Mısır'da Ordu'nun Damarına Bastılar
Benzin istasyonlarından fırınlara, turistik tesislerden lüks araç bayiliğine ülke ekonomisinin yüzde 10 ila 30'unu elinde bulundurduğu tahmin edilen ordunun...
Mısır ordusu, sahip olduğu ekonomik işletmelerin halkın yararına olduğunu savundu. İktidarı elinde bulunduran Yüksek Askeri Konsey'in ekonomik işlerden sorumlu üyesi Tümgeneral Mahmut Nasr, sivillerin bu işletmelere el uzatmasına izin vermeyeceklerini söyledi.
Benzin istasyonlarından fırınlara, turistik tesislerden lüks araç bayiliğine ülke ekonomisinin yüzde 10 ila 30'unu elinde bulundurduğu tahmin edilen ordunun, yeni anayasa çalışmalarıyla bu imtiyazlarını kaybedeceği öne sürülüyor.
Ancak Müslüman Kardeşler hareketinin ordunun yanı sıra son günlerde liberal ve sol gruplarla da anlaşmazlığa düşmesinden dolayı orduya karşı yeterli baskıyı oluşturmasının zor olduğu tahmin ediliyor.
Liberal ve sol gruplar, anayasaya konacağı öne sürülen dini referanslardan dolayı Müslüman Kardeşler ve Selefilere karşı çıkıyor.
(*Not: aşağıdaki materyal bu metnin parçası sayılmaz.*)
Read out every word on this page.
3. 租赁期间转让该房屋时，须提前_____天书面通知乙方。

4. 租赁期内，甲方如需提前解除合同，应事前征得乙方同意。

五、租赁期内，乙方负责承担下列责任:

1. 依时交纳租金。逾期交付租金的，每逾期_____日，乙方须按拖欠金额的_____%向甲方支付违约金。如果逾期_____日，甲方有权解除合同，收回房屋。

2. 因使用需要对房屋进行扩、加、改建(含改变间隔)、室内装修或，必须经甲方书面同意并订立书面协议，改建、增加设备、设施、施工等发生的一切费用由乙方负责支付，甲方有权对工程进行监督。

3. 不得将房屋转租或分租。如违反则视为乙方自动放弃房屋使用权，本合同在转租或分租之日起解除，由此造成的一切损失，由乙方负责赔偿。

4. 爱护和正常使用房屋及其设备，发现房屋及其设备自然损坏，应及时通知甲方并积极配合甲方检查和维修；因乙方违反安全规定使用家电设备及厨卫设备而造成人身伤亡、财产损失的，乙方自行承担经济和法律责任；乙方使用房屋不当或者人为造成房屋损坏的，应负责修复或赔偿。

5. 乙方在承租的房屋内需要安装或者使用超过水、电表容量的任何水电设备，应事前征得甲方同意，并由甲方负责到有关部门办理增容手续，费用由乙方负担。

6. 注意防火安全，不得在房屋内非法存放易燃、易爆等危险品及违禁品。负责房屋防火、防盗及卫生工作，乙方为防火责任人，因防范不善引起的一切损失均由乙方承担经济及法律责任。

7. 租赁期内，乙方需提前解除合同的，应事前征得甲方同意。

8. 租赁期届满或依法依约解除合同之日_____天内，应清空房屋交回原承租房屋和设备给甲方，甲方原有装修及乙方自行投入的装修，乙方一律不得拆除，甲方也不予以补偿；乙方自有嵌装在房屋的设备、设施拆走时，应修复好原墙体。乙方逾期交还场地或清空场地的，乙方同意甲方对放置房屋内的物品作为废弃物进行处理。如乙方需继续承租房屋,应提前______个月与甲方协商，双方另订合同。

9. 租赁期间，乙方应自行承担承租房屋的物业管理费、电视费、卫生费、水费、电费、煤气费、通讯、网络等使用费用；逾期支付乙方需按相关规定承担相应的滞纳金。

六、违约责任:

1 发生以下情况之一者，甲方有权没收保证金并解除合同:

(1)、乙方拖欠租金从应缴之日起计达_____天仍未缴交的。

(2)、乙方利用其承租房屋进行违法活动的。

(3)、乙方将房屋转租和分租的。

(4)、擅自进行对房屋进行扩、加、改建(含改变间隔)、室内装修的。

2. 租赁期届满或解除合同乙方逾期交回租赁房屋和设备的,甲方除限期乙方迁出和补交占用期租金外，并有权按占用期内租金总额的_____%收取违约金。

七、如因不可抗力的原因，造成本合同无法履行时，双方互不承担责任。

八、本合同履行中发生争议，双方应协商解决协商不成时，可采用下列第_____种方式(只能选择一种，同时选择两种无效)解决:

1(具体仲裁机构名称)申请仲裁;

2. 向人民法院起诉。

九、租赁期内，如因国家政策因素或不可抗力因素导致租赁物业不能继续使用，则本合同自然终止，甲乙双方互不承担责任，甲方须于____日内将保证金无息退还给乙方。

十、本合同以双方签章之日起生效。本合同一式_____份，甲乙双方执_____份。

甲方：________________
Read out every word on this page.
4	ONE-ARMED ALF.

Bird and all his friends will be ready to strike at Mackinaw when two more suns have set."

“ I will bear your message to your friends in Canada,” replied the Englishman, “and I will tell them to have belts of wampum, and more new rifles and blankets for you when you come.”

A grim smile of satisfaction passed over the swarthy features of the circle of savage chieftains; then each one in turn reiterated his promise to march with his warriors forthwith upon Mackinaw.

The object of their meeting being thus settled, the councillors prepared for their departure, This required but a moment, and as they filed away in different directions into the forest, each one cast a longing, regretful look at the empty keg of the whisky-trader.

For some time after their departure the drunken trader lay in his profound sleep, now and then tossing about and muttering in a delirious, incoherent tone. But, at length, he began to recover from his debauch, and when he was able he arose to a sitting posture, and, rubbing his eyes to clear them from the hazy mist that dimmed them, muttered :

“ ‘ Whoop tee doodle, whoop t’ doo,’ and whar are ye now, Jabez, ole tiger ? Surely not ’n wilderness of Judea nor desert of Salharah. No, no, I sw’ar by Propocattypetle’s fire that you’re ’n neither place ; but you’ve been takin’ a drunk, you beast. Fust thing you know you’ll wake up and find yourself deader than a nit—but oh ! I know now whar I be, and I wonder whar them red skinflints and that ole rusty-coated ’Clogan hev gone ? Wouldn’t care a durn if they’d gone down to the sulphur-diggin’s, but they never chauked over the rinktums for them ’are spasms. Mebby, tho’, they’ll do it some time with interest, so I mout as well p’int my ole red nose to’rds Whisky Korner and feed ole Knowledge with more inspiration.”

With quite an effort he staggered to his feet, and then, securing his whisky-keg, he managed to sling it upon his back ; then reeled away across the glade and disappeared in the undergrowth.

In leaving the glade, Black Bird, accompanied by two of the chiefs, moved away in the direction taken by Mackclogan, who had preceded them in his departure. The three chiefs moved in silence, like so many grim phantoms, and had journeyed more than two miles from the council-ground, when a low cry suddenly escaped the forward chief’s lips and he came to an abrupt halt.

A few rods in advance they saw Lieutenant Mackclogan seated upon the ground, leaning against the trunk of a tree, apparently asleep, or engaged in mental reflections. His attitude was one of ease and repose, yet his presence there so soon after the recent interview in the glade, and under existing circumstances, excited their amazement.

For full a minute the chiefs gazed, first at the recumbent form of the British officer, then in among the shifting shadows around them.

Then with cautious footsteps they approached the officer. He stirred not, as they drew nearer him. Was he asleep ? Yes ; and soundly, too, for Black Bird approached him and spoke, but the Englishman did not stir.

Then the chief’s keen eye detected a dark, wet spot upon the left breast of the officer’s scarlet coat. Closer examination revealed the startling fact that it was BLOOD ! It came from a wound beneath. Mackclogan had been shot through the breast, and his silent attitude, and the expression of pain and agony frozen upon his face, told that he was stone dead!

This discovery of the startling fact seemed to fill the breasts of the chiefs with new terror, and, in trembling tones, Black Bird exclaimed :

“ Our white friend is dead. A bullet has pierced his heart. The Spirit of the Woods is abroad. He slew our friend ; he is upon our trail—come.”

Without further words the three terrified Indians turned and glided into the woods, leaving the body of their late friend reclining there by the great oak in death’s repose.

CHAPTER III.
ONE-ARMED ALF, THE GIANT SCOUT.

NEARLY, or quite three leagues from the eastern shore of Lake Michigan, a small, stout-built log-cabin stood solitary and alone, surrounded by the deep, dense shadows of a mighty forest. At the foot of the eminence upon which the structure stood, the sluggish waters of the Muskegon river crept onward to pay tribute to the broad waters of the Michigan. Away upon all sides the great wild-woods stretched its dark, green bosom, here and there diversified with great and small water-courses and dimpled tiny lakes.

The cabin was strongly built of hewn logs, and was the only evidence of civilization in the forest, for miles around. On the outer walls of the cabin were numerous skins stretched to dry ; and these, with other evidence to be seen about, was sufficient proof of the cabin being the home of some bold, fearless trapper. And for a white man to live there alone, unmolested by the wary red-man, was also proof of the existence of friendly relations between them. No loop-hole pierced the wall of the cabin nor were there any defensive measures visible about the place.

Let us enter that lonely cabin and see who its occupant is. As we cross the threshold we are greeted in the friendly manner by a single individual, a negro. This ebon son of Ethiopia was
Her iki grup hem anayasayı hazırlayacak 100 kişilik Anayasa Komisyonu ve hem de Meclis'te sandalyelerin üçte ikisinden fazlasını elinde bulunduruyor.
Ordudan üst düzey bir ismin ilk kez sahip oldukları ticari işletmeler konusunda tehdit kokan açıklamalar yapması, askerlerin yeni anayasanın hazırlık sürecinde çok aktif olacakları şeklinde yorumlanıyor.
Tümgeneral Nasr, Mübarek rejiminin devrilmesinden sonra bütçede meydana gelen büyük açığın finanse edilmesi için yaptıkları yardımı da hatırlattı. Ordu geçtiğimiz yıl sonunda bütçeye 1 milyar dolarlık yardımda bulunduğunu açıklamıştı.
Cemal Abdulnasır liderliğindeki Hür Subaylar Hareketi'nin 1952 yılında Kral Faruk'a karşı yaptığı darbeden sonra imtiyazlı bir konum elde eden askerler emekliliklerinden sonra da ya hükümette üst düzey görevler alıyor veya büyük işletmelere yönetici oluyordu.
1979 Camp David Anlaşması'ndan sonra ABD'nin Mısır'a yaptığı askeri yardımlar da çoğunlukla generaller tarafından sivil otoritenin kontrolü dışında kullanılıyordu.
Amerikan yardımları, Mısır'ın İsrail'e karşı yeni bir savaştan kaçınmasının en garantili ve etkin yolu olarak değerlendiriliyordu.
"Projelerimiz için mücadele edeceğiz ve bu mücadeleyi de bırakmayacağız." diyen Tümgeneral Nasr, "30 yıl boyunca bu projeler için çalıştık ve kimsenin de bu projeleri yok etmesine izin vermeyiz. Kim olursa olsunlar hiç kimsenin silahlı kuvvetlere ait projelerin yakınına dahi yaklaşmasına müsaade etmeyiz." şeklinde konuştu.
Tümgeneral Nasr, bu projelere dokunmaya çalışanların Mısır ulusal güvenliğine dokunmuş sayılacakları tehdidinde de bulundu.
Tümgeneral Nasr'ın çıkışı, ticari işletmelerinin, ordunun kırmızı çizgileri olduğu şeklinde yorumlandı.